Trump’s former attorney and constitutional legal scholar, John Eastman, who is undergoing lawfare as a result of his representation of Trump in the 2020 election challenges, is facing multiple legal proceedings but is in good spirits.
Eastman (pictured above), widely considered one of the top legal scholars on the right, who founded the Claremont Institute’s Center for Constitutional Jurisprudence, served as dean for Chapman University’s Dale E. Fowler School of Law, and clerked for Supreme Court Justice Clarence Thomas, told The Arizona Sun Times during an interview that he remains “cheerful but defiant.”
The State Bar of California conducted a disciplinary trial to disbar him last year, and he is now awaiting the final outcome from California Bar Disciplinary Judge Yvette Roland, who contributed to Democrats while serving as a judge.
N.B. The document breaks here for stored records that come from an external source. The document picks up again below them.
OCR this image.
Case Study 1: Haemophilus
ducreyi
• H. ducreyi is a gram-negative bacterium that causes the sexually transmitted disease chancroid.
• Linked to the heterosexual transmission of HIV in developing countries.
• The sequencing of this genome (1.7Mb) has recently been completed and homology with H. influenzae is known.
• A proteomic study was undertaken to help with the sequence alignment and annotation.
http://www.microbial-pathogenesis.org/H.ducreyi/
Eastman is one of the defendants along with Trump and others in Fulton County District Attorney Fani Willis’s RICO prosecution. He is also an unnamed co-conspirator in special counsel Jack Smith’s federal case against Trump, which means it may not result in prosecution.
The legal actions against Eastman mainly come down to a short memo he gave to Trump that provided several options for dealing with the illegal activity in the 2020 election. During the disciplinary trial, it came out that contrary to the State Bar of California’s contention, Eastman did not urge then-Vice President Mike Pence to reject electoral slates from states with suspected election fraud; instead, he suggested Pence could merely delay accepting them. It also came out that historically, vice presidents have exercised substantive authority when choosing to accept or reject electoral slates; their role is not purely ministerial, as the California Bar claimed.